There are two possible mechanisms by which PH may affect the prognosis of HCC : reduction of hepatic reserve function, and possible direct effect on HCC treatment. First, PH reduces hepatic reserve function and promotes the formation of portosystemic collateral veins. The prevalence of collateral blood channels was reportedly higher in alcoholic cirrhosis than in viral cirrhosis. , Although portal blood flow is increased, hepatofugal flow is more common in alcoholic cirrhosis than in viral cirrhosis, resulting in a significantly lower hepatic tissue blood flow than in viral cirrhosis. Such blood flow from the portal venous system to the extrahepatic shunts reduces the hepatic reserve function in the long term. ,

Second, there may be a direct effect of PH on HCC treatment. PH has been reported as a prognostic factor after hepatic resection for HCC. The 5‐year survival rate after hepatic resection in patients with CP class A reached 70% in the absence of PH, but the rate dropped to 20–50% in patients with PH. PH has also been reported as a prognostic factor after transarterial chemoembolization. , Hence, PH is closely related to the prognosis of patients with HCC, as it causes deterioration of the hepatic reserve function and affects the efficacy of HCC treatment, particularly in patients with alcohol‐induced liver disease.

Although PH should always be assessed in patients with cirrhosis for prognostic stratification, universal measurement is impractical because direct measurement is invasive and requires specialized techniques. Therefore, many noninvasive surrogate methods to diagnose PH have been investigated.
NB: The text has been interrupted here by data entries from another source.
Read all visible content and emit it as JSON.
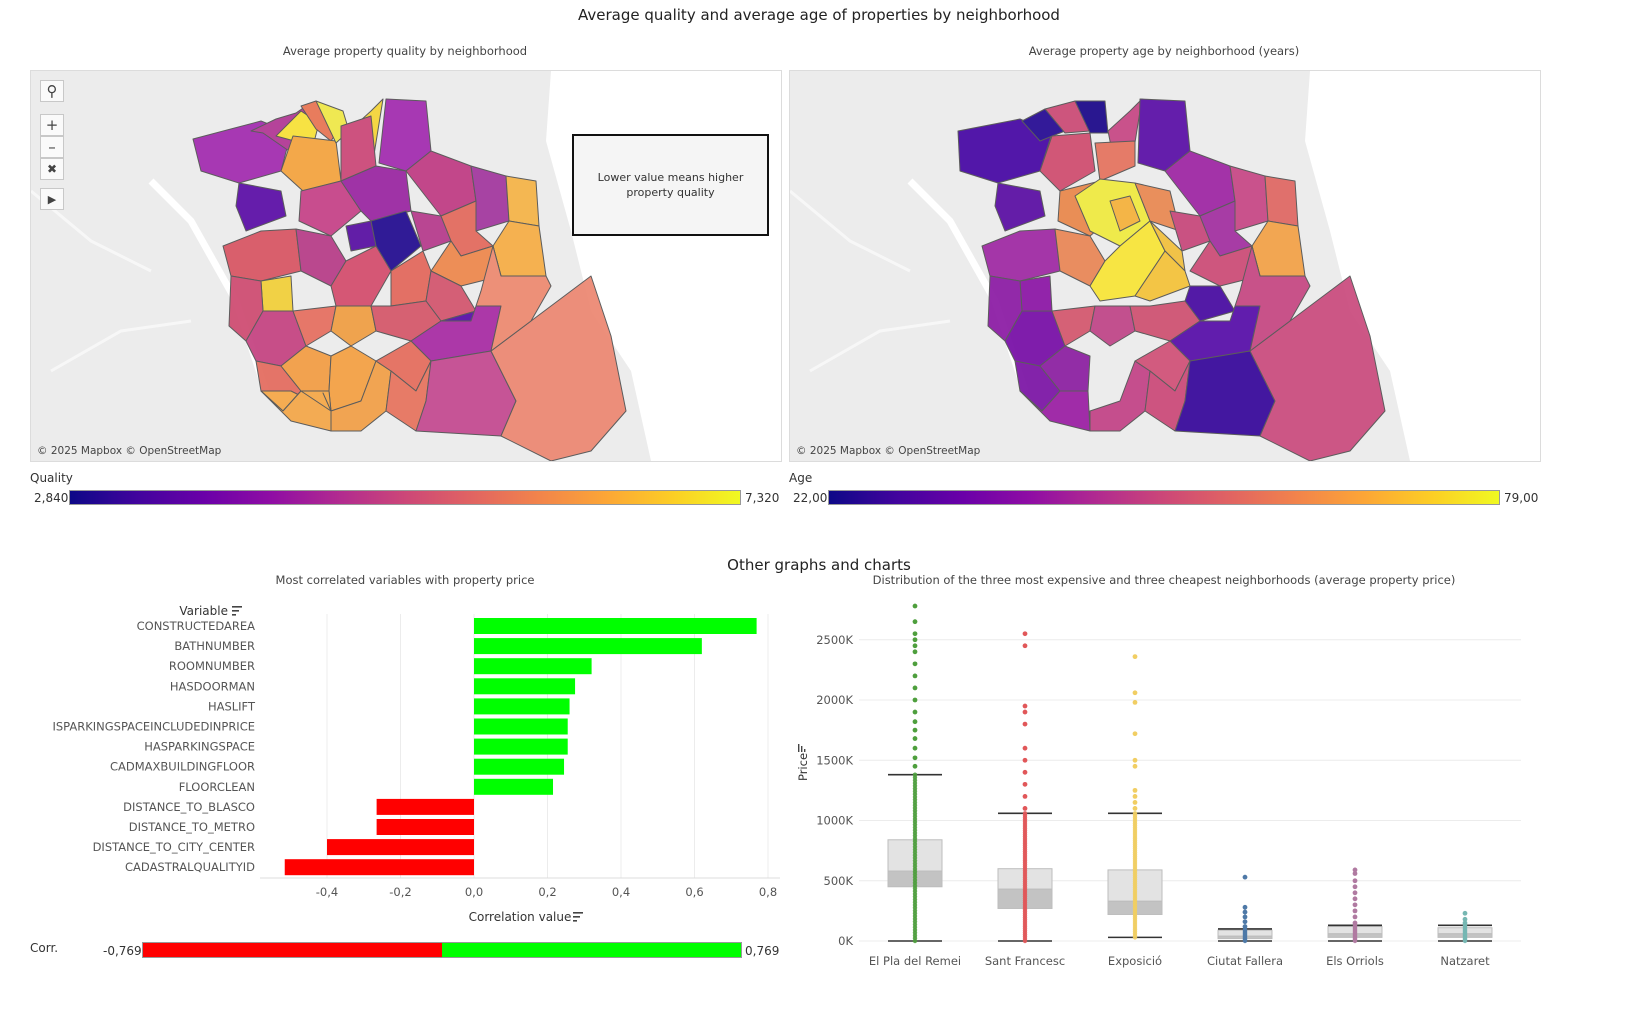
{
  "dashboard": {
    "title": "Average quality and average age of properties by neighborhood",
    "section2_title": "Other graphs and charts"
  },
  "map_quality": {
    "title": "Average property quality by neighborhood",
    "attribution": "© 2025 Mapbox © OpenStreetMap",
    "note": "Lower value means higher property quality",
    "legend_title": "Quality",
    "legend_min": "2,840",
    "legend_max": "7,320"
  },
  "map_age": {
    "title": "Average property age by neighborhood (years)",
    "attribution": "© 2025 Mapbox © OpenStreetMap",
    "legend_title": "Age",
    "legend_min": "22,00",
    "legend_max": "79,00"
  },
  "map_tools": [
    "search-icon",
    "zoom-in-icon",
    "zoom-out-icon",
    "clear-selection-icon",
    "play-icon"
  ],
  "colors": {
    "positive": "#00ff00",
    "negative": "#ff0000",
    "pla_del_remei": "#4e9f3d",
    "sant_francesc": "#e15759",
    "exposicio": "#f1ce63",
    "ciutat_fallera": "#4e79a7",
    "els_orriols": "#b07aa1",
    "natzaret": "#76b7b2"
  },
  "chart_data": [
    {
      "type": "bar",
      "orientation": "horizontal",
      "title": "Most correlated variables with property price",
      "category_header": "Variable",
      "xlabel": "Correlation value",
      "xlim": [
        -0.5,
        0.8
      ],
      "xticks": [
        "-0,4",
        "-0,2",
        "0,0",
        "0,2",
        "0,4",
        "0,6",
        "0,8"
      ],
      "categories": [
        "CONSTRUCTEDAREA",
        "BATHNUMBER",
        "ROOMNUMBER",
        "HASDOORMAN",
        "HASLIFT",
        "ISPARKINGSPACEINCLUDEDINPRICE",
        "HASPARKINGSPACE",
        "CADMAXBUILDINGFLOOR",
        "FLOORCLEAN",
        "DISTANCE_TO_BLASCO",
        "DISTANCE_TO_METRO",
        "DISTANCE_TO_CITY_CENTER",
        "CADASTRALQUALITYID"
      ],
      "values": [
        0.769,
        0.62,
        0.32,
        0.275,
        0.26,
        0.255,
        0.255,
        0.245,
        0.215,
        -0.265,
        -0.265,
        -0.4,
        -0.515
      ],
      "legend_title": "Corr.",
      "legend_min": "-0,769",
      "legend_max": "0,769"
    },
    {
      "type": "box",
      "title": "Distribution of the three most expensive and three cheapest neighborhoods (average property price)",
      "ylabel": "Price",
      "ylim": [
        0,
        2800
      ],
      "yticks": [
        "0K",
        "500K",
        "1000K",
        "1500K",
        "2000K",
        "2500K"
      ],
      "categories": [
        "El Pla del Remei",
        "Sant Francesc",
        "Exposició",
        "Ciutat Fallera",
        "Els Orriols",
        "Natzaret"
      ],
      "boxes": [
        {
          "min": 0,
          "q1": 450,
          "median": 580,
          "q3": 840,
          "max": 1380,
          "outliers": [
            1450,
            1520,
            1600,
            1680,
            1750,
            1820,
            1900,
            2000,
            2100,
            2200,
            2300,
            2400,
            2450,
            2500,
            2550,
            2650,
            2780
          ]
        },
        {
          "min": 0,
          "q1": 270,
          "median": 430,
          "q3": 600,
          "max": 1060,
          "outliers": [
            1100,
            1200,
            1300,
            1400,
            1500,
            1600,
            1800,
            1900,
            1950,
            2450,
            2550
          ]
        },
        {
          "min": 30,
          "q1": 220,
          "median": 330,
          "q3": 590,
          "max": 1060,
          "outliers": [
            1100,
            1150,
            1200,
            1250,
            1450,
            1500,
            1720,
            1980,
            2060,
            2360
          ]
        },
        {
          "min": 0,
          "q1": 20,
          "median": 40,
          "q3": 90,
          "max": 100,
          "outliers": [
            120,
            160,
            200,
            240,
            280,
            530
          ]
        },
        {
          "min": 0,
          "q1": 30,
          "median": 60,
          "q3": 120,
          "max": 130,
          "outliers": [
            150,
            200,
            250,
            300,
            350,
            400,
            450,
            500,
            560,
            590
          ]
        },
        {
          "min": 0,
          "q1": 30,
          "median": 60,
          "q3": 110,
          "max": 130,
          "outliers": [
            150,
            180,
            230
          ]
        }
      ]
    }
  ]
}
CP class correlates with portal pressure regardless of whether it is compensated cirrhosis or decompensated cirrhosis. , , PALBI grade has also been reported as a good prognostic indicator for patients with acute variceal bleeding. PALBI grade appears to be of greater value in stratifying the risk for PH. This contention is supported by the fact that platelets, which are included in PALBI grade, reflect portal pressure either alone or in combination with the extent of splenomegaly. ,

In this study, the PALBI‐T score was significantly better than the PALBI grade in predicting OS, but the AUC of the JIS score was not significantly different from that of the PALBI grade. The number of surrogate findings of PH, such as portocollateral vessels, ascites, and splenomegaly, correlated best with the PALBI grade. Taken together, the PALBI grade, which includes platelets, was thought to better reflect PH than the CP class that includes ascites, which is influenced by the albumin level. This degree of PH reflection may contribute to the favorable prognostic stratification of PALBI‐T in alcoholic HCC.
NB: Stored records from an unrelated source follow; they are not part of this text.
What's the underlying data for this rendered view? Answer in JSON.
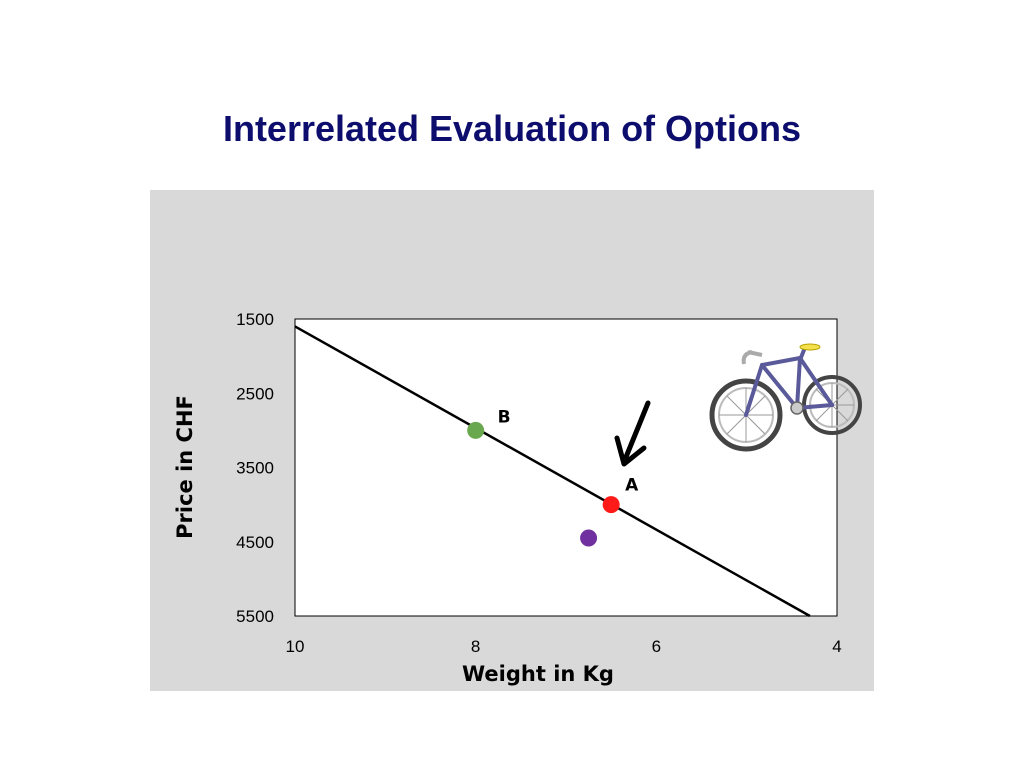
{
  "slide": {
    "title": "Interrelated Evaluation of Options"
  },
  "chart_data": {
    "type": "scatter",
    "title": "",
    "xlabel": "Weight in Kg",
    "ylabel": "Price in CHF",
    "xlim": [
      10,
      4
    ],
    "ylim": [
      1500,
      5500
    ],
    "x_reversed": true,
    "y_reversed": true,
    "x_ticks": [
      "10",
      "8",
      "6",
      "4"
    ],
    "y_ticks": [
      "1500",
      "2500",
      "3500",
      "4500",
      "5500"
    ],
    "grid": false,
    "legend": "none",
    "points": [
      {
        "label": "B",
        "x": 8.0,
        "y": 3000,
        "color": "#6aa84f"
      },
      {
        "label": "A",
        "x": 6.5,
        "y": 4000,
        "color": "#ff1a1a"
      },
      {
        "label": "",
        "x": 6.75,
        "y": 4450,
        "color": "#7030a0"
      }
    ],
    "trend_line": {
      "x": [
        10,
        4.3
      ],
      "y": [
        1600,
        5500
      ],
      "color": "#000000"
    },
    "annotations": [
      {
        "type": "arrow",
        "points_to": "A"
      },
      {
        "type": "image",
        "icon": "bicycle-icon"
      }
    ]
  }
}
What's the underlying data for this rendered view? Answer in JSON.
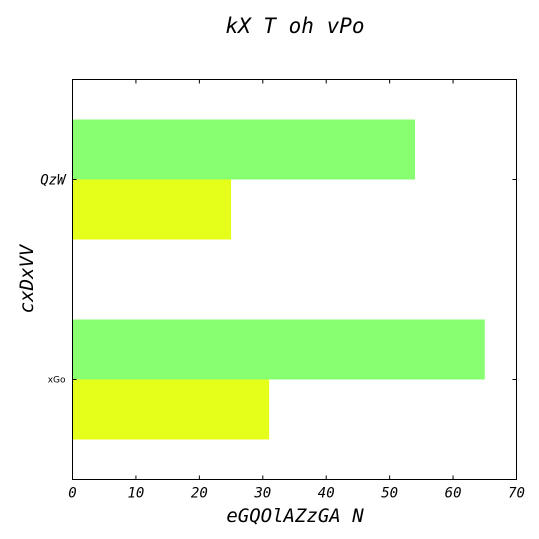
{
  "chart_data": {
    "type": "bar",
    "orientation": "horizontal",
    "title": "kX T oh vPo",
    "xlabel": "eGQOlAZzGA N",
    "ylabel": "cxDxVV",
    "categories": [
      "xGo",
      "QzW"
    ],
    "series": [
      {
        "values": [
          31,
          25
        ],
        "color": "#e5ff1a"
      },
      {
        "values": [
          65,
          54
        ],
        "color": "#88ff70"
      }
    ],
    "xlim": [
      0,
      70
    ],
    "xticks": [
      0,
      10,
      20,
      30,
      40,
      50,
      60,
      70
    ],
    "grid": false,
    "legend": "none"
  }
}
This study had several limitations. The number of cases was not sufficiently large, and the work was a single‐center retrospective study. In addition, it is necessary to confirm the drinking status in alcoholic cirrhosis because continued drinking is associated with the persistence and exacerbation of portal hypertension. In this retrospective study, the alcohol consumption status could not be shown. A subsequent prospective multicenter observational study is warranted.

In conclusion, in patients with alcoholic HCC, the JIS score was useful in predicting short‐term prognosis, whereas the PALBI‐T score appeared to be more valid in predicting OS than other integrated scores.